Precedent and US Jurisdictional Questions
Maduro has been formally charged on illicit narcotics allegations in the US since 2020; the justice department has now issued a superseding - or revised - indictment against the Venezuelan leader. The administration contends it is now enforcing it.
"The action was conducted to facilitate an pending indictment linked to massive illicit drug trade and associated crimes that have incited bloodshed, destabilised the region, and exacerbated the opioid epidemic causing fatalities in the US," the Attorney General said in her remarks.
But since the operation, several legal experts have said the US violated treaty obligations by extracting Maduro out of Venezuela without consent.
"A sovereign state cannot enter another foreign country and apprehend citizens," said an professor of global jurisprudence. "In the event that the US wants to arrest someone in another country, the proper way to do that is extradition."
Regardless of whether an defendant faces indictment in America, "The United States has no legal standing to operate internationally serving an detention order in the territory of other sovereign states," she said.
Maduro's legal team in court on Monday said they would contest the propriety of the US mission which took him from Caracas to New York.
There's also a long-running jurisprudential discussion about whether heads of state must comply with the UN Charter. The US Constitution views accords the country enters to be the "highest law in the nation".

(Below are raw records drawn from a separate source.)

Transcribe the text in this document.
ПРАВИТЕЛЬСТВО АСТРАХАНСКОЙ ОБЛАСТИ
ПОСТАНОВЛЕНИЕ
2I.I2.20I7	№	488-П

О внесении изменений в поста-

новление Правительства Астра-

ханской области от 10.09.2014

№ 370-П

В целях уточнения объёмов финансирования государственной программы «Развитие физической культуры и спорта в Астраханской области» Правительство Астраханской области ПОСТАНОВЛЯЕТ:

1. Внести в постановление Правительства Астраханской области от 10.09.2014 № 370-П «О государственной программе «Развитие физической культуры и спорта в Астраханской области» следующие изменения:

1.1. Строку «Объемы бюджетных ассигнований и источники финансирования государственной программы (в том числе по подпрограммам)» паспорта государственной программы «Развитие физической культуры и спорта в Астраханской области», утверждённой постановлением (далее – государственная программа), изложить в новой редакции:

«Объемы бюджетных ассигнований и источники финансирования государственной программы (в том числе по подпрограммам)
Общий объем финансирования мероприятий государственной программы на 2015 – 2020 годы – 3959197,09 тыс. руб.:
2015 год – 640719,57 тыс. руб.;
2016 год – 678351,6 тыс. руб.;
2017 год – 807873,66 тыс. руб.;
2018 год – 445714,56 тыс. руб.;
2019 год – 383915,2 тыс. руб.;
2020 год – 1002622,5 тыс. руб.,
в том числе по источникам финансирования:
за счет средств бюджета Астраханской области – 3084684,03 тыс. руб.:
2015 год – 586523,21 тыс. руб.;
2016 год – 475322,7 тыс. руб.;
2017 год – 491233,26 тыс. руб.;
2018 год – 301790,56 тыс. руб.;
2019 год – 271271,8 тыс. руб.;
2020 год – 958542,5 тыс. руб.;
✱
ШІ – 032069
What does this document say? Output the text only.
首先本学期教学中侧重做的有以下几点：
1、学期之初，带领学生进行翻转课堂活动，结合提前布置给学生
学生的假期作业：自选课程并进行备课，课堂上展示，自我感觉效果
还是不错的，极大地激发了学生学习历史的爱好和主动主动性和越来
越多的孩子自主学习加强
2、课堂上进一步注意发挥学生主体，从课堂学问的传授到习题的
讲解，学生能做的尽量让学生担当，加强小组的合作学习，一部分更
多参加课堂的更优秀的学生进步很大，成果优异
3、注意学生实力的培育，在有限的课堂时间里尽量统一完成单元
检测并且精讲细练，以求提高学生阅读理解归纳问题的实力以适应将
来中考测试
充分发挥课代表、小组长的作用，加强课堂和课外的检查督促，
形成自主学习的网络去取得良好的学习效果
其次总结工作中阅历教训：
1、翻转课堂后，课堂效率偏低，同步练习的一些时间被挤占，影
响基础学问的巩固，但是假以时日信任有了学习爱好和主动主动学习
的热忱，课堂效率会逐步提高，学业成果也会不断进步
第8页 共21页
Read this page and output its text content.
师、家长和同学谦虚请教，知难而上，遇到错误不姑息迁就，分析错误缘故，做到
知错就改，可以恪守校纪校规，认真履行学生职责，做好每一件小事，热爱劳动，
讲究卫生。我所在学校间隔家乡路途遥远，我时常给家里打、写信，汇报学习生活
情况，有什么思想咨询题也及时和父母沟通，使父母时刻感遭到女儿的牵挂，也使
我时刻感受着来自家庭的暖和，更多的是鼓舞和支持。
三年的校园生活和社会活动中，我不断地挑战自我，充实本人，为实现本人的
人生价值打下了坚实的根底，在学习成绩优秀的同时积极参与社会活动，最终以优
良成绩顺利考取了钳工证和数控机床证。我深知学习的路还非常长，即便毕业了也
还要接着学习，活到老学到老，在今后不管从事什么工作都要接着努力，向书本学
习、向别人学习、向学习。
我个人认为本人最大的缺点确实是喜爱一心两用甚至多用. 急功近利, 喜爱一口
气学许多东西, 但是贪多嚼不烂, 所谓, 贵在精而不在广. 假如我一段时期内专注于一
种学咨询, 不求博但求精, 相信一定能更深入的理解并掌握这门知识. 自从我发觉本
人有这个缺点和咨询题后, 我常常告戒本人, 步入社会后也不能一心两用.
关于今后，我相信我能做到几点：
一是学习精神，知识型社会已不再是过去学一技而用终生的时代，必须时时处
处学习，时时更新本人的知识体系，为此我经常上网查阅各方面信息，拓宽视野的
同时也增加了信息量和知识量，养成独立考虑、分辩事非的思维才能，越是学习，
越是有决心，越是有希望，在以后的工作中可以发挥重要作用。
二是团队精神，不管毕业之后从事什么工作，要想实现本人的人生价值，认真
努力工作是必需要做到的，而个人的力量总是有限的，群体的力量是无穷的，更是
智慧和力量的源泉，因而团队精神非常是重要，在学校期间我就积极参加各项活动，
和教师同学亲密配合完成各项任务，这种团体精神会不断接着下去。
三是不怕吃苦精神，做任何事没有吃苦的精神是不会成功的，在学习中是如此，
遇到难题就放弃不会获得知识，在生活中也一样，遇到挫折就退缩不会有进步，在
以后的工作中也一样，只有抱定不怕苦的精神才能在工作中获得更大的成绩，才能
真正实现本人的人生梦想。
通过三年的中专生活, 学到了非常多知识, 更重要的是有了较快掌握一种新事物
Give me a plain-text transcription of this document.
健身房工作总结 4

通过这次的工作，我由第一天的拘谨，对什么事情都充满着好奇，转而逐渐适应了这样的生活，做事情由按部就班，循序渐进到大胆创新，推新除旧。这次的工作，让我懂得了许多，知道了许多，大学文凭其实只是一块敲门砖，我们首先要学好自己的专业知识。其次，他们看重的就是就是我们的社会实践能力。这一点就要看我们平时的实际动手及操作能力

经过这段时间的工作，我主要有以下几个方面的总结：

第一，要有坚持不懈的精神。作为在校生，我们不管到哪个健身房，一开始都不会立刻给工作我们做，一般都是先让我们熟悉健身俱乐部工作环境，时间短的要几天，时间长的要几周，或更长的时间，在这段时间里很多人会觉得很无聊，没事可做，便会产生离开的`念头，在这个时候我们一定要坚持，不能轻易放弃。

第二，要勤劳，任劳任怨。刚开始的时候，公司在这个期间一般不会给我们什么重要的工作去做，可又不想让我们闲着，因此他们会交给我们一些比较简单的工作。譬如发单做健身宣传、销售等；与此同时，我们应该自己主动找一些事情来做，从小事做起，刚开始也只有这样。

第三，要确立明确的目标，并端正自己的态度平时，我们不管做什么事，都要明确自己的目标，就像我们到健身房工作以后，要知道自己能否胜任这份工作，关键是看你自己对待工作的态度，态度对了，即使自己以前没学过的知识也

But there's a clear historic example of a presidential administration contending it did not have to comply with the charter.
In 1989, the George HW Bush administration removed Panama's de facto ruler Manuel Noriega and extradited him to the US to face narco-trafficking indictments.
An restricted Justice Department memo from the time stated that the president had the constitutional power to order the FBI to apprehend individuals who flouted US law, "even if those actions breach established global norms" - including the UN Charter.
The author of that memo, William Barr, was appointed the US top prosecutor and filed the original 2020 indictment against Maduro.
However, the opinion's reasoning later came under questioning from legal scholars. US the judiciary have not directly ruled on the question.
US War Powers and Jurisdiction
In the US, the issue of whether this action violated any federal regulations is complicated.
The US Constitution gives Congress the authority to declare war, but puts the president in control of the troops.
A 1970s statute called the War Powers Resolution imposes limits on the president's authority to use military force. It mandates the president to consult Congress before sending US troops overseas "whenever possible," and report to Congress within 48 hours of committing troops.
The administration withheld Congress a heads up before the operation in Venezuela "due to operational security concerns," a senior figure said.